The trustees are not right in their assumption that the mortgage is matured and past due. The amendments in sections 1077-a, 1077-b of New York Civil Practice Act prevent this from being so. The debt itself is now affected, as well as the remedy to enforce it. The case of Kress v. Central Trust Company, 153 Misc. 397, 275 N.Y.S. 14, affirmed 246 A.D. 76, 283 N.Y.S. 467, allowing a bank to set off against a debt to a depositor an overdue bond secured by a mortgage was decided before these amendments when the remedy alone was affected.
There is no room for a contrary interpretation of these amended statutes. Constitutional difficulties are no greater under the amendments than before when the statutes were upheld. Klinke v. Samuels, 264 N.Y. 144, 190 N.E. 324; Home Building & Loan Ass'n v. Blaisdell, 290 U.S. 398, 54 S. Ct. 231, 78 L. Ed. 413, 88 A.L.R. 1481.
The order to be entered herein must favor the petitioner, the case being controlled by the second paragraph of the ownership agreement which directs the disposal of interest received. This disposition is not in conflict with that recently made by this court in the matter of Prudence Company, Inc., Debtor (In re Application of Reconstruction Finance Corporation) 15 F.Supp. 1067, June 4, 1936. In the case at bar the question involved is merely the disposal of payments received from the owner, as interest, and is governed by a specific provision of the agreement.
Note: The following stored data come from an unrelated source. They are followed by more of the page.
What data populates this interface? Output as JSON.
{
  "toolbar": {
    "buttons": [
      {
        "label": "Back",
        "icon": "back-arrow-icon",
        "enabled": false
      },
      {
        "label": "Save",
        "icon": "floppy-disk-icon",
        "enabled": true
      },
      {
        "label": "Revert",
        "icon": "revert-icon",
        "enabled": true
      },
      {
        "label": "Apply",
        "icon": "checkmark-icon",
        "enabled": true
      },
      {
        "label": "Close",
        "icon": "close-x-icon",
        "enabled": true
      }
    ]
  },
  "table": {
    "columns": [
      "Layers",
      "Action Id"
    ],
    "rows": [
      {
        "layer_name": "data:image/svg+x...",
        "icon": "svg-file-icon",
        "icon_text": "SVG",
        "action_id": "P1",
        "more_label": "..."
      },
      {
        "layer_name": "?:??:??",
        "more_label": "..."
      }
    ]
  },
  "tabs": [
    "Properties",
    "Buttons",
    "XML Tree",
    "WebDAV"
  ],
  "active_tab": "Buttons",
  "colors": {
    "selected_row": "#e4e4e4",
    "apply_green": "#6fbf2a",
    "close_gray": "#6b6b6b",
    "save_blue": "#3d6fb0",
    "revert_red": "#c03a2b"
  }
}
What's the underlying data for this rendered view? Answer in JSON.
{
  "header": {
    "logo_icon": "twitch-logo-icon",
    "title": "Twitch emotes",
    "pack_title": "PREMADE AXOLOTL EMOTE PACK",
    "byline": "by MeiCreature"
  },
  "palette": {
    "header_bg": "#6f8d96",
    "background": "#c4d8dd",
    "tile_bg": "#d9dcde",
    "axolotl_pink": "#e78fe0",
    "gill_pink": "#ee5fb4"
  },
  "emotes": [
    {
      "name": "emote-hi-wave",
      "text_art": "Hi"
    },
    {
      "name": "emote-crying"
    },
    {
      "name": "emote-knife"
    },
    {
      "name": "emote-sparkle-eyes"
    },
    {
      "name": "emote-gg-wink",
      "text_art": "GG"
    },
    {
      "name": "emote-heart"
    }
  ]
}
In the cited case, interest was not in question and the point at issue was the proper application to be made of payments received to amortize the principal of the mortgage. It was held that under the ownership agreement therein involved, priority as to these payments was given to the senior participant. The clause relating to interest payments was not considered, for it was irrelevant to the issue presented.
Settle order on notice in accordance with this opinion.